Background: The self-worth theory of achievement motivation holds that in certain circumstances students stand to gain by deliberately withdrawing effort. When failure occurs despite effort, students are likely to conclude that failure resulted from lack of ability. Thus, withdrawing effort offers a defence against conclusions of low ability, thereby protecting self-worth.
Aim: We undertook to assess the psychometric properties of the Self-Worth Protection Scale (SWPS).
Sample: Data were obtained from 243 participants (Study 1) and 411 participants (Study 2) enrolled in undergraduate psychology courses at a university in the United States.
Method: We administered a number of scales, including the SWPS and scales assessing a fear of negative evaluation, academic self-esteem, uncertain global self-evaluations, self-handicapping, and causal uncertainty.

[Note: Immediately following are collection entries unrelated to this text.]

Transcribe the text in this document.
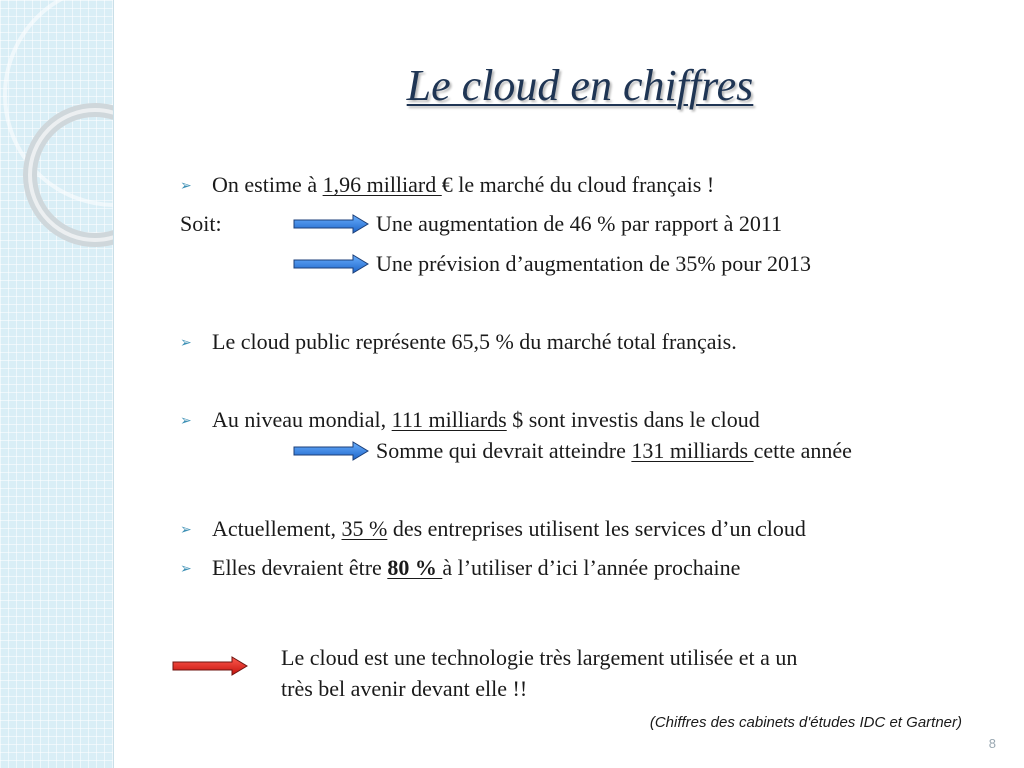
Le cloud en chiffres
➢ On estime à 1,96 milliard € le marché du cloud français !
Soit:	Une augmentation de 46 % par rapport à 2011
Une prévision d’augmentation de 35% pour 2013
➢ Le cloud public représente 65,5 % du marché total français.
➢ Au niveau mondial, 111 milliards $ sont investis dans le cloud
Somme qui devrait atteindre 131 milliards cette année
➢ Actuellement, 35 % des entreprises utilisent les services d’un cloud
➢ Elles devraient être 80 % à l’utiliser d’ici l’année prochaine
Le cloud est une technologie très largement utilisée et a un
très bel avenir devant elle !!
(Chiffres des cabinets d'études IDC et Gartner)
8
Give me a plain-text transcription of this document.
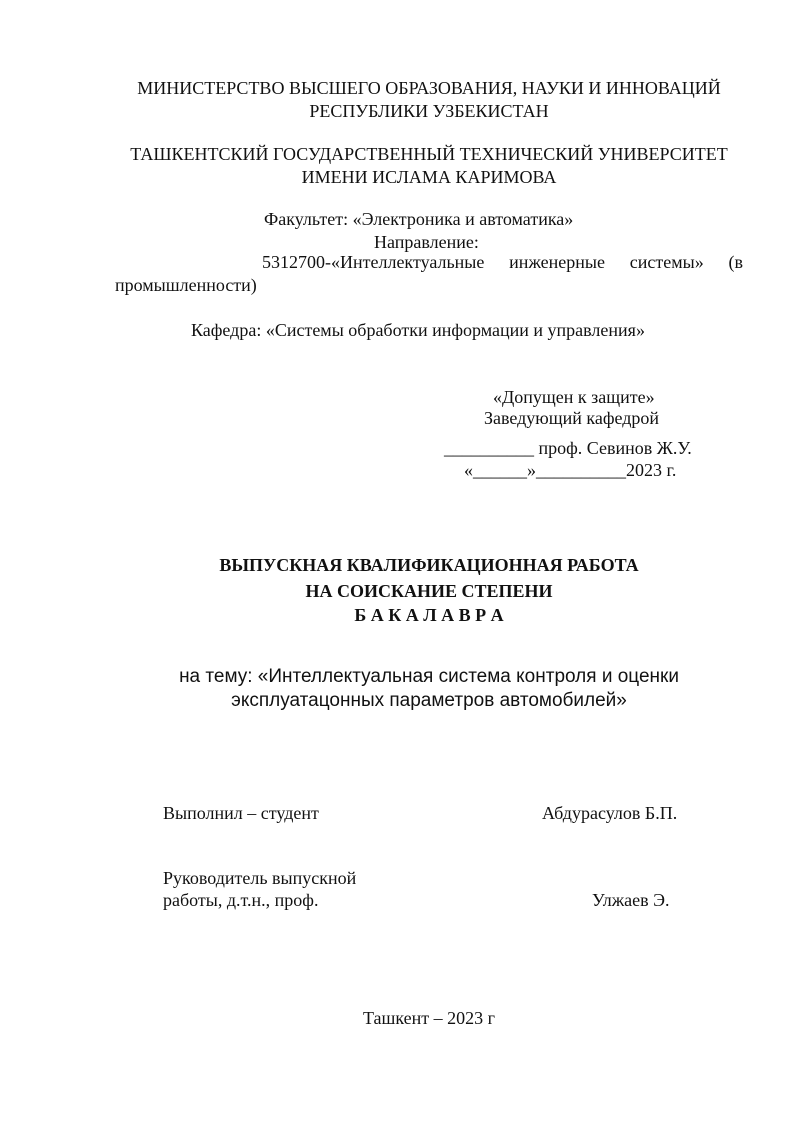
МИНИСТЕРСТВО ВЫСШЕГО ОБРАЗОВАНИЯ, НАУКИ И ИННОВАЦИЙ
РЕСПУБЛИКИ УЗБЕКИСТАН
ТАШКЕНТСКИЙ ГОСУДАРСТВЕННЫЙ ТЕХНИЧЕСКИЙ УНИВЕРСИТЕТ
ИМЕНИ ИСЛАМА КАРИМОВА
Факультет: «Электроника и автоматика»
Направление:
5312700-«Интеллектуальные инженерные системы» (в
промышленности)
Кафедра: «Системы обработки информации и управления»
«Допущен к защите»
Заведующий кафедрой
__________ проф. Севинов Ж.У.
«______»__________2023 г.
ВЫПУСКНАЯ КВАЛИФИКАЦИОННАЯ РАБОТА
НА СОИСКАНИЕ СТЕПЕНИ
Б А К А Л А В Р А
на тему: «Интеллектуальная система контроля и оценки
эксплуатацонных параметров автомобилей»
Выполнил – студент	Абдурасулов Б.П.
Руководитель выпускной
работы, д.т.н., проф.	Улжаев Э.
Ташкент – 2023 г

Results: Exploratory factor analysis indicated a three-factor solution (ability doubts, the importance of ability as a criterion of self-worth, and an avoidance orientation) utilising 33 of the original 44 items. A confirmatory factor analysis indicated that this three-factor solution was a poor fit of the data. After modifying the model, a confirmatory factor analysis indicated that a three-factor solution with 26 of the original items and a higher order factor of self-worth protection was an adequate fit of the data. Reliability measures were acceptable for the three subscales and total score. The total score of the SWPS was positively correlated with theoretically related constructs, demonstrating construct validity.
Conclusions: The SWPS appears to be a psychometrically sound scale to assist in identifying individuals who manifest self-worth protection in achievement situations.